Saturday, May 10, 2014

Relationship

So yesterday marked the last meeting of our church's women's book study for the semester. It was only my second time to go and even though I haven't been reading the book (A Hole in Our Holiness, Kevin DeYoung), I have so enjoyed the discussion and of course the women in the group! I have to say that this week's discussion was one of the most encouraging discussions I've been a part of, and I think the reason for that is because of the honesty that filled the room. It encouraged me that our faith is not meant to go through alone...we need each other, the body of believers, to walk through life with together. A common theme that ran through our discussion was that our faith is ultimately about relationship, not about a "checklist" and marking things off like prayer, Bible reading, church, etc.

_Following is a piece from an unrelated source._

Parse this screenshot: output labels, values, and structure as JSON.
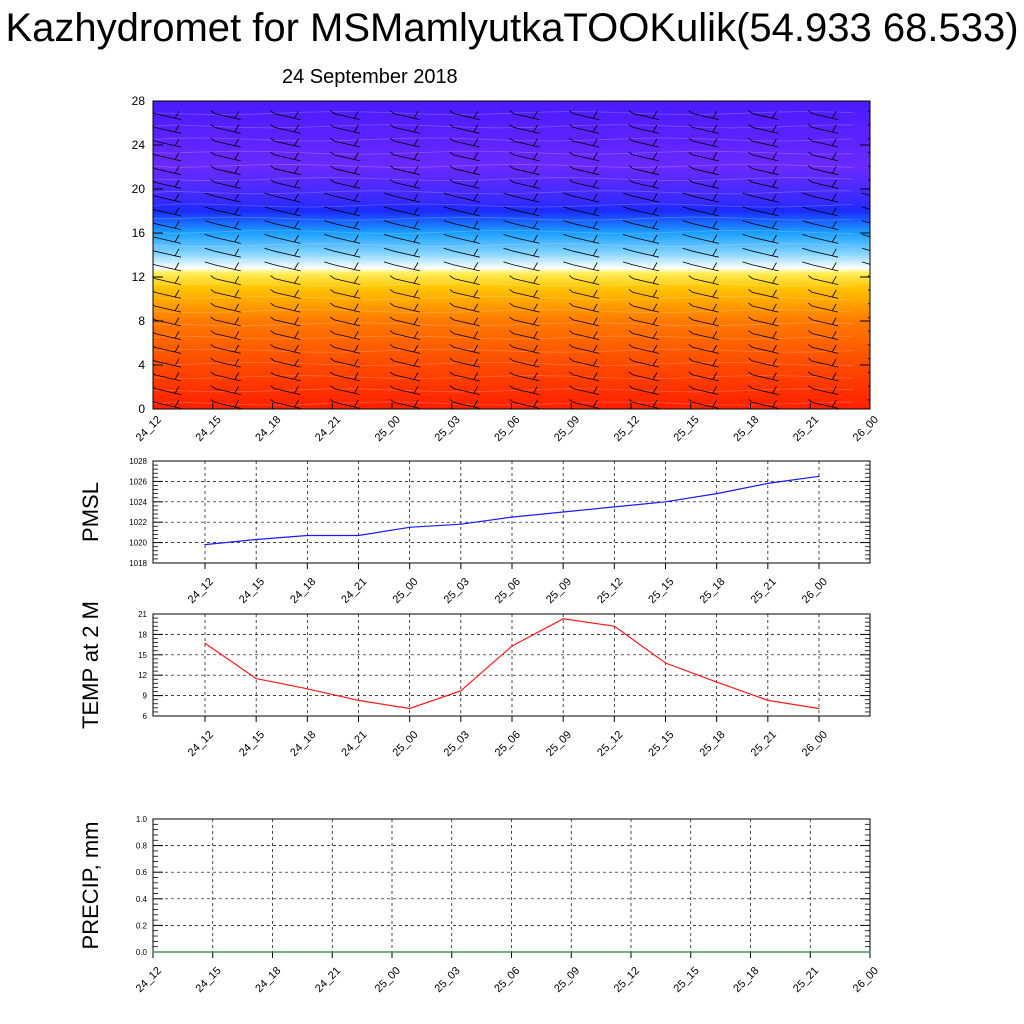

It is about our hearts. Something that got me thinking was when one of my friends asked how differently our faith would be and how our approach to faith would be if we treated our relationship with Jesus as we do our closest earthly friendships. Obviously, we should consider Him in infinitely much greater value than earthly friendships; but if we really stop and think about it...as with our communication with our closest friends, is He the first one we want to talk to about something...is He on our mind throughout the day...is our relationship with Him more than a checklist...do we make time for Him?
After the book study, I went to Tuttle Creek state park, impulsively bought a year pass that is good for all KS state parks, and spread a blanket out under a tree with my Bible, notebook, and book "Comforts from the Cross" spread out. I opened my Bible to Isaiah and just started reading, praying God would open my eyes to something new. Within the first chapter I read,

"Wash yourselves, make yourselves clean; remove the evil of your deeds from before my eyes, cease to do evil, learn to do good; seek justice, correct oppression; bring justice to the fatherless, plead the widow's cause. Come now let us reason together, says the Lord, though your sins are like scarlet, they shall be as white as snow; though they are red like crimson, they shall become like wool. If you are WILLING and OBEDIENT, you shall eat the good of the land". 

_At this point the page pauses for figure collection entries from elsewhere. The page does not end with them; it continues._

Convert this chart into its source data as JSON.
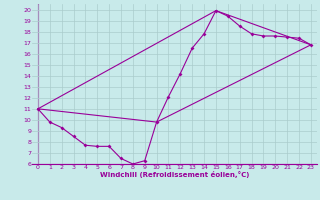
{
  "xlabel": "Windchill (Refroidissement éolien,°C)",
  "bg_color": "#c8eaea",
  "grid_color": "#aacccc",
  "line_color": "#990099",
  "xlim": [
    -0.5,
    23.5
  ],
  "ylim": [
    6,
    20.5
  ],
  "xticks": [
    0,
    1,
    2,
    3,
    4,
    5,
    6,
    7,
    8,
    9,
    10,
    11,
    12,
    13,
    14,
    15,
    16,
    17,
    18,
    19,
    20,
    21,
    22,
    23
  ],
  "yticks": [
    6,
    7,
    8,
    9,
    10,
    11,
    12,
    13,
    14,
    15,
    16,
    17,
    18,
    19,
    20
  ],
  "line1_x": [
    0,
    1,
    2,
    3,
    4,
    5,
    6,
    7,
    8,
    9,
    10,
    11,
    12,
    13,
    14,
    15,
    16,
    17,
    18,
    19,
    20,
    21,
    22,
    23
  ],
  "line1_y": [
    11.0,
    9.8,
    9.3,
    8.5,
    7.7,
    7.6,
    7.6,
    6.5,
    6.0,
    6.3,
    9.8,
    12.1,
    14.2,
    16.5,
    17.8,
    19.9,
    19.4,
    18.5,
    17.8,
    17.6,
    17.6,
    17.5,
    17.4,
    16.8
  ],
  "line2_x": [
    0,
    10,
    23
  ],
  "line2_y": [
    11.0,
    9.8,
    16.8
  ],
  "line3_x": [
    0,
    15,
    23
  ],
  "line3_y": [
    11.0,
    19.9,
    16.8
  ]
}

I am thankful that God has made me clean through His Son...and my prayer is that in response to His mercy and love, I would be willing and obedient in following Him. Reading through this book of the Bible yesterday, God refreshed my eyes to seeing the bigger story. 

"Behold, this has touched your lips, your guilt is taken away, and your sin atoned for". 

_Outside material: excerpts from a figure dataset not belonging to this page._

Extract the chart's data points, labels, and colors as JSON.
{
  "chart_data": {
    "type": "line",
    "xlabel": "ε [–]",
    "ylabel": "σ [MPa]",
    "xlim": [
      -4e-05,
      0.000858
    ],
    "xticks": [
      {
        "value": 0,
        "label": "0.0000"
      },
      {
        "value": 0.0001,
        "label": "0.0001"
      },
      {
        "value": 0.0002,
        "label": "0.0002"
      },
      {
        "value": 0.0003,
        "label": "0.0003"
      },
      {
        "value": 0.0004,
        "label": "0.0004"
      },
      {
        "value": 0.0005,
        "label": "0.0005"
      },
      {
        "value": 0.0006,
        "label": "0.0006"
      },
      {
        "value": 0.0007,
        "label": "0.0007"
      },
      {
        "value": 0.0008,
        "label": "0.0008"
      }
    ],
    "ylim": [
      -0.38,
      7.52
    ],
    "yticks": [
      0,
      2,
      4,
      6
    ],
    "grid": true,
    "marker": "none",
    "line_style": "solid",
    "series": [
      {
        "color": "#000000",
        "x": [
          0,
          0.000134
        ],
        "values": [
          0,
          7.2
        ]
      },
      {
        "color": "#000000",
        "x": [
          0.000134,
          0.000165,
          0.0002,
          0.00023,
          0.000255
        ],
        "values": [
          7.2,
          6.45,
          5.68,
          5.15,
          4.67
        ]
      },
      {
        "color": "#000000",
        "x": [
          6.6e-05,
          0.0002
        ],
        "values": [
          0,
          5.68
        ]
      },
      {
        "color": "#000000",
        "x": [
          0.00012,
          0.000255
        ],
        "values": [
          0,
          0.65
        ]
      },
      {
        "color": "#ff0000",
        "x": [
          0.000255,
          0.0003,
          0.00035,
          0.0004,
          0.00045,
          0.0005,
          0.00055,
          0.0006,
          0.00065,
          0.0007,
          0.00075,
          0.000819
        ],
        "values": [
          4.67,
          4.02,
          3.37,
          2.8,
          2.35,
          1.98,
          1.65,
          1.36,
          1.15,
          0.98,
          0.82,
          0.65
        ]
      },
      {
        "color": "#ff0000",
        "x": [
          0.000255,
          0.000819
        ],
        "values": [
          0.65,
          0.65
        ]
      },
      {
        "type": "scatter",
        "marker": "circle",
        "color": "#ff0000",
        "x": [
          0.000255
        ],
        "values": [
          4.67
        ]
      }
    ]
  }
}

No matter my failings, inconsistencies, unbelief, and doubts, Jesus has covered them all. What freedom there is in that, in responding to Him, in obeying Him, in turning from our sin, in communicating with Him, in loving Him. 

"The Lord waits to be gracious to you". 

He is patient. Another thing DeYoung mentions in the book that someone brought up was that God wants us to tell Him we love Him, He loves to hear that from us. As our Father and friend, this makes sense. It got me to thinking how often do I tell God I love Him? 

Yesterday's discussion and intentional quiet time in the Word with little distractions were just what I needed. And what I need daily. Minute by minute communion with God throughout each day. Prayer: God, encourage my heart to continue being mindful of You.